2025-08-07 18:03:20.734516997 [E:onnxruntime:Default, cuda_call.cc:123 CudaCall] CUDNN failure 5000: CUDNN_STATUS_EXECUTION_FAILED ; GPU=0 ; hostname=e7ff6c9ad68c ; file=/onnxruntime_src/onnxruntime/core/providers/cuda/reduction/reduction_ops.cc ; line=778 ; expr=cudnnReduceTensor(GetCudnnHandle(ctx), reduce_desc, indices_cuda.get(), indices_bytes, workspace_cuda.get(), workspace_bytes, &one, input_tensor, temp_X.get(), &zero, output_tensor, temp_Y.get());

2025-08-07 18:03:20.734593929 [E:onnxruntime:, sequential_executor.cc:572 ExecuteKernel] Non-zero status code returned while running ReduceSum node. Name:‘/ReduceSum_1’ Status Message: CUDNN failure 5000: CUDNN_STATUS_EXECUTION_FAILED ; GPU=0 ; hostname=e7ff6c9ad68c ; file=/onnxruntime_src/onnxruntime/core/providers/cuda/reduction/reduction_ops.cc ; line=778 ; expr=cudnnReduceTensor(GetCudnnHandle(ctx), reduce_desc, indices_cuda.get(), indices_bytes, workspace_cuda.get(), workspace_bytes, &one, input_tensor, temp_X.get(), &zero, output_tensor, temp_Y.get());

how to fix it or debug it?

i use nvidia v100 with NVIDIA-SMI 535.183.01 Driver Version: 535.183.01 CUDA Version: 12.9

Thanks,

Gerald

Hi ,

Can you pls check

Version Compatibility: Ensure that your cuDNN version is compatible with your CUDA version (11.9 in your case) and the NVIDIA driver version (535.183.01). You can check the compatibility matrix on the NVIDIA website.

Installation and Setup: Verify that cuDNN is correctly installed and configured for your system.

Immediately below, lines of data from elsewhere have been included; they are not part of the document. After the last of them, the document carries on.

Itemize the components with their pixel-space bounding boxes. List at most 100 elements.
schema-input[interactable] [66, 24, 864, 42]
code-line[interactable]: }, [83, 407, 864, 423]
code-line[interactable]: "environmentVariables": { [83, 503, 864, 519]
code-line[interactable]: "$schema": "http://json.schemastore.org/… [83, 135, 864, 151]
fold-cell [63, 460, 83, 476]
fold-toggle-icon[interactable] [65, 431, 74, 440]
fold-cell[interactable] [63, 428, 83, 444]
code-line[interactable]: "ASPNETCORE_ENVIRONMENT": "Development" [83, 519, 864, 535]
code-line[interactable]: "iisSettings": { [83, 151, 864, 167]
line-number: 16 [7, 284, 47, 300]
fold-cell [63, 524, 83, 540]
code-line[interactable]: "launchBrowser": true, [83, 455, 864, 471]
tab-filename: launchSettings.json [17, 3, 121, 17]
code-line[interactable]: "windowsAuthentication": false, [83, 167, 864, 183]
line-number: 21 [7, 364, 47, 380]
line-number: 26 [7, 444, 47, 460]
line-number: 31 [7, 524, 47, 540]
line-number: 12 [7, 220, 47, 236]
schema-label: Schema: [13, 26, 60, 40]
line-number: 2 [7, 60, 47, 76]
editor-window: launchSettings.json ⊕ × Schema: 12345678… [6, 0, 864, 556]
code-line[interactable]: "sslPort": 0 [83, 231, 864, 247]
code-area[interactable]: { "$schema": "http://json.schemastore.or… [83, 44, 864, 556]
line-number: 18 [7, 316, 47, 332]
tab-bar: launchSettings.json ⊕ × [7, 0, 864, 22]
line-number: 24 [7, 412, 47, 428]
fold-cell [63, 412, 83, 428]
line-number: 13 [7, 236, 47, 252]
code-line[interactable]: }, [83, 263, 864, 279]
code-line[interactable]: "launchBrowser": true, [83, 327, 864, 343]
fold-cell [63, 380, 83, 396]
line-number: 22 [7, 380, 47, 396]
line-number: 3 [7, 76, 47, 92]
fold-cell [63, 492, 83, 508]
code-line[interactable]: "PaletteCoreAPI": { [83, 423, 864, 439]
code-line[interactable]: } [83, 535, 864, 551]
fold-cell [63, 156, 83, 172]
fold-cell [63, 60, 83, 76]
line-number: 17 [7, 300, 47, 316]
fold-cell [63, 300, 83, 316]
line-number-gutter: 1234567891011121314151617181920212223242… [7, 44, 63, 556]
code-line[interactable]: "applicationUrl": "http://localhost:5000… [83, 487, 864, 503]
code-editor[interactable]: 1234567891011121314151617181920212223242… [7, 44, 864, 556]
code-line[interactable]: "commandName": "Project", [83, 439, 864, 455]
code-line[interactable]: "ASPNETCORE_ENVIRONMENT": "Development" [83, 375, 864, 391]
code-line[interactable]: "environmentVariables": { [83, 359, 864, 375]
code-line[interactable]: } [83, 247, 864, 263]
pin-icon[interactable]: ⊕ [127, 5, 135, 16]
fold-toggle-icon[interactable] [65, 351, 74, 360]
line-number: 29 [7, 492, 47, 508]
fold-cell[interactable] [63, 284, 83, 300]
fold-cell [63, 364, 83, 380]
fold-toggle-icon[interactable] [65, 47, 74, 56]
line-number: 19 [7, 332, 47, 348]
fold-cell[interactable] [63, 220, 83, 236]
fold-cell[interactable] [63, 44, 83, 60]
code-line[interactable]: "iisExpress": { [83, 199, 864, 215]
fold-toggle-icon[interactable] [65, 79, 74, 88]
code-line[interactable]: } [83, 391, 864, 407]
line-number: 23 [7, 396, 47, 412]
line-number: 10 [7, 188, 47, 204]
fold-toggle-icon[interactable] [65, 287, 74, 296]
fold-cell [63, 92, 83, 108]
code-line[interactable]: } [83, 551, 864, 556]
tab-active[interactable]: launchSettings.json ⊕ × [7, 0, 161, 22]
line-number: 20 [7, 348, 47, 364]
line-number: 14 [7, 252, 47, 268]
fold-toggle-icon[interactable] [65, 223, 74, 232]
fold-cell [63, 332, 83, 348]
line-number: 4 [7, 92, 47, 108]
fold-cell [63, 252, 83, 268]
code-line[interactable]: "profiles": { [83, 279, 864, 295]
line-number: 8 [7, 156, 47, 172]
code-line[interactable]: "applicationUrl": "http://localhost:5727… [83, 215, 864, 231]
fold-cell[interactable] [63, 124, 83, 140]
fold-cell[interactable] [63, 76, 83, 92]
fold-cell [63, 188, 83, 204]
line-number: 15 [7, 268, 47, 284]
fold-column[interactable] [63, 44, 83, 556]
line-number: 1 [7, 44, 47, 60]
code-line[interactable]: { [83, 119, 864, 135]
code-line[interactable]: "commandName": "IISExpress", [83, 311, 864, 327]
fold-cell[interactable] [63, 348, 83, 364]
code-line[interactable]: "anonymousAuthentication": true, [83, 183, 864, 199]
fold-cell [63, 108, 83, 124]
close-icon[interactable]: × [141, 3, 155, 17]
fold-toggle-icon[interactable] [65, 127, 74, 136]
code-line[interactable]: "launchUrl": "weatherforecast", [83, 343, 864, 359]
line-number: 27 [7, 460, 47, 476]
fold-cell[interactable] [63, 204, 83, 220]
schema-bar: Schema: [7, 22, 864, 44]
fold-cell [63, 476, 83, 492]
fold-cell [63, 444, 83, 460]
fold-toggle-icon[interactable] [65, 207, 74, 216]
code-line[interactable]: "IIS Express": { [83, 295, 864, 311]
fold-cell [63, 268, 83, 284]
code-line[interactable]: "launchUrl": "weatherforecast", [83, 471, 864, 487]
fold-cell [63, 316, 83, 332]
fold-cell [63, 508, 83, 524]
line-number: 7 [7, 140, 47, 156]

You might need to reinstall cuDNN or update your CUDA toolkit to ensure compatibility.

Driver Updates: Although your driver version seems up-to-date, it’s always a good idea to check for any newer versions that might resolve the issue.

Environment Variables: Ensure that your environment variables (like CUDAHOME, PATH, and LDLIBRARYPATH) are correctly set to point to your CUDA and cuDNN installations.

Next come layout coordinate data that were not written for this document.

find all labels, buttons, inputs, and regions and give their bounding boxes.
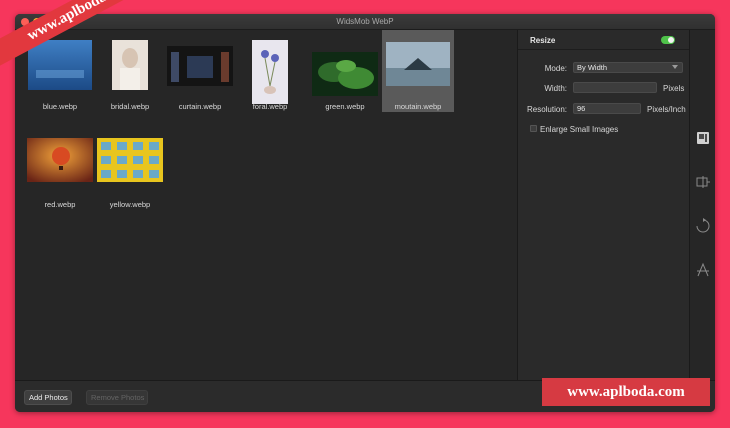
chevron-down-icon xyxy=(672,65,678,69)
resolution-input[interactable]: 96 xyxy=(573,103,641,114)
resize-header: Resize xyxy=(518,30,689,50)
photo-filename: foral.webp xyxy=(252,102,288,111)
photo-gallery: blue.webp bridal.webp curtain.webp foral… xyxy=(15,30,517,380)
photo-tile-curtain[interactable]: curtain.webp xyxy=(165,40,235,122)
width-unit: Pixels xyxy=(663,84,685,93)
mode-select[interactable]: By Width xyxy=(573,62,683,73)
width-input[interactable] xyxy=(573,82,657,93)
photo-thumbnail xyxy=(312,52,378,96)
remove-photos-button[interactable]: Remove Photos xyxy=(86,390,148,405)
photo-filename: curtain.webp xyxy=(178,102,222,111)
resize-title: Resize xyxy=(530,36,556,45)
watermark-icon[interactable] xyxy=(695,174,711,190)
photo-tile-bridal[interactable]: bridal.webp xyxy=(95,40,165,122)
photo-thumbnail xyxy=(28,40,92,90)
resize-icon[interactable] xyxy=(695,130,711,146)
watermark-corner-banner: www.aplboda.com xyxy=(542,378,710,406)
photo-thumbnail xyxy=(97,138,163,182)
mode-label: Mode: xyxy=(544,64,567,73)
resolution-unit: Pixels/Inch xyxy=(647,105,686,114)
photo-tile-blue[interactable]: blue.webp xyxy=(25,40,95,122)
photo-filename: moutain.webp xyxy=(394,102,442,111)
width-label: Width: xyxy=(544,84,567,93)
mode-select-value: By Width xyxy=(577,63,608,72)
photo-filename: green.webp xyxy=(325,102,365,111)
tool-strip xyxy=(689,30,715,380)
enlarge-label: Enlarge Small Images xyxy=(540,125,619,134)
photo-filename: bridal.webp xyxy=(110,102,150,111)
rotate-icon[interactable] xyxy=(695,218,711,234)
photo-filename: blue.webp xyxy=(42,102,78,111)
app-window: WidsMob WebP blue.webp bridal.webp curta… xyxy=(15,14,715,412)
photo-tile-foral[interactable]: foral.webp xyxy=(235,40,305,122)
add-photos-button[interactable]: Add Photos xyxy=(24,390,72,405)
photo-tile-moutain[interactable]: moutain.webp xyxy=(382,30,454,112)
photo-tile-red[interactable]: red.webp xyxy=(25,124,95,209)
window-title: WidsMob WebP xyxy=(336,17,394,26)
photo-thumbnail xyxy=(27,138,93,182)
photo-filename: yellow.webp xyxy=(109,200,151,209)
resize-toggle[interactable] xyxy=(661,36,675,44)
resize-settings-panel: Resize Mode: By Width Width: Pixels Reso… xyxy=(517,30,689,380)
photo-filename: red.webp xyxy=(44,200,76,209)
photo-thumbnail xyxy=(167,46,233,86)
resolution-label: Resolution: xyxy=(526,105,567,114)
photo-tile-green[interactable]: green.webp xyxy=(310,40,380,122)
photo-tile-yellow[interactable]: yellow.webp xyxy=(95,124,165,209)
photo-thumbnail xyxy=(386,42,450,86)
title-bar[interactable]: WidsMob WebP xyxy=(15,14,715,30)
photo-thumbnail xyxy=(112,40,148,90)
text-icon[interactable] xyxy=(695,262,711,278)
enlarge-checkbox[interactable] xyxy=(530,125,537,132)
photo-thumbnail xyxy=(252,40,288,104)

Debugging: To debug, you can try running your application with the CUDALAUNCHBLOCKING=1 environment variable set. This can help identify which specific kernel launch is causing the issue.

cuDNN Logging: Enable cuDNN logging by setting the CUDNNLOGDEST and CUDNNLOGINFO environment variables. This can provide more detailed information about what’s going wrong.